Denver’s RTD construction costs would be a good baseline for a new system built with PTC and electrification from scratch in the US.
Partially. RTD does follow some UP and BNSF corridors that were previously signaled and mandated for PTC anyway, so minority % of their signaling costs were defrayed by signal upgrades rather than ground-up signal installs and monetary contribution + interoperability work with an already-committed Class I installation rather than total ground-up PTC installs. The overall finished product ends up ballpark-accurate, but because the system is a blended mix of some all-new/some borrowed-n’-upgraded infrastructure it’ll take a deeper dive through the individual line segments to truly hang a precise formula applicable for widespread comparison.
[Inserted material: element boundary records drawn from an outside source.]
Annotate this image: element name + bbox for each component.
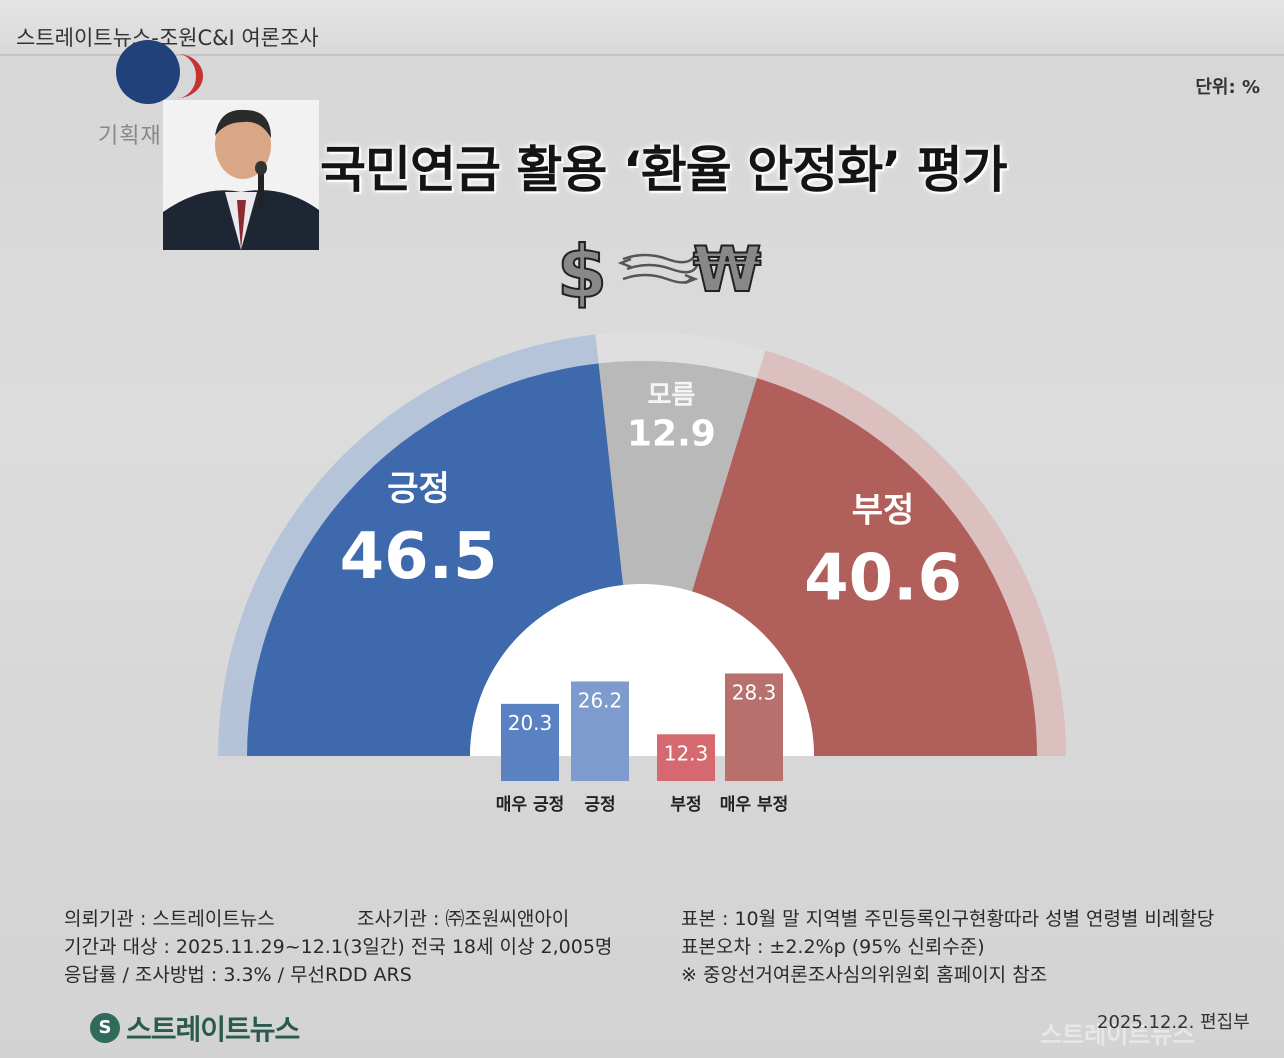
logo-text: 스트레이트뉴스 — [126, 1013, 300, 1046]
bar-label-1: 긍정 — [584, 795, 615, 815]
bar-label-2: 부정 — [670, 795, 701, 815]
pie-label-0: 긍정 — [387, 469, 450, 509]
outer-ring-2 — [756, 350, 1066, 756]
svg-text:$: $ — [557, 230, 607, 314]
pie-slice-0 — [247, 363, 624, 756]
footer-agency: 조사기관 : ㈜조원씨앤아이 — [357, 908, 570, 930]
chart-title: 국민연금 활용 ‘환율 안정화’ 평가 — [320, 141, 1008, 199]
date-line: 2025.12.2. 편집부 — [1097, 1012, 1250, 1033]
outer-ring-0 — [218, 334, 599, 756]
person-photo — [163, 100, 319, 250]
bar-value-2: 12.3 — [664, 741, 709, 765]
footer-method: 응답률 / 조사방법 : 3.3% / 무선RDD ARS — [64, 964, 412, 986]
pie-value-1: 12.9 — [627, 413, 716, 454]
footer-note: ※ 중앙선거여론조사심의위원회 홈페이지 참조 — [681, 964, 1048, 986]
unit-label: 단위: % — [1195, 77, 1260, 98]
outer-ring-1 — [595, 331, 766, 379]
watermark: 스트레이트뉴스 — [1040, 1021, 1195, 1049]
pie-label-1: 모름 — [648, 380, 696, 410]
bar-label-3: 매우 부정 — [720, 795, 788, 815]
footer-period: 기간과 대상 : 2025.11.29~12.1(3일간) 전국 18세 이상 … — [64, 936, 613, 958]
bar-2 — [657, 734, 715, 781]
pie-slice-1 — [598, 361, 757, 592]
pie-value-0: 46.5 — [340, 520, 498, 594]
pie-value-2: 40.6 — [804, 541, 962, 615]
footer-client: 의뢰기관 : 스트레이트뉴스 — [64, 908, 275, 930]
pie-slice-2 — [692, 378, 1037, 756]
bar-0 — [501, 703, 559, 781]
publisher-logo: S 스트레이트뉴스 — [90, 1008, 300, 1048]
bar-1 — [571, 681, 629, 781]
bar-value-1: 26.2 — [578, 688, 623, 712]
svg-text:₩: ₩ — [693, 233, 761, 306]
footer-sample: 표본 : 10월 말 지역별 주민등록인구현황따라 성별 연령별 비례할당 — [681, 908, 1215, 930]
emblem-logo-icon — [116, 40, 203, 104]
bar-value-0: 20.3 — [508, 711, 553, 735]
logo-mark-icon: S — [90, 1013, 120, 1043]
bar-3 — [725, 673, 783, 781]
bar-label-0: 매우 긍정 — [496, 795, 564, 815]
bar-value-3: 28.3 — [732, 680, 777, 704]
footer-error: 표본오차 : ±2.2%p (95% 신뢰수준) — [681, 936, 985, 958]
pie-label-2: 부정 — [852, 490, 915, 530]
currency-exchange-icon: $ ₩ — [555, 225, 785, 315]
https://www.eurailpress.de/news/technik/single-view/news/norwegen-siemens-liefert-etcs-level-2-fuer-gesamtnetz.html
ETCS-2 for all of Norway (4200 track-km. progressively over 16 years) for EUR800m.
First 700km route (Europe is so tiny, you know, unlike the wide open spaces of New Jersey or San Mateo County in California) by 2022.
Norway’s one those famously cheap parts of the world, like Switzerland.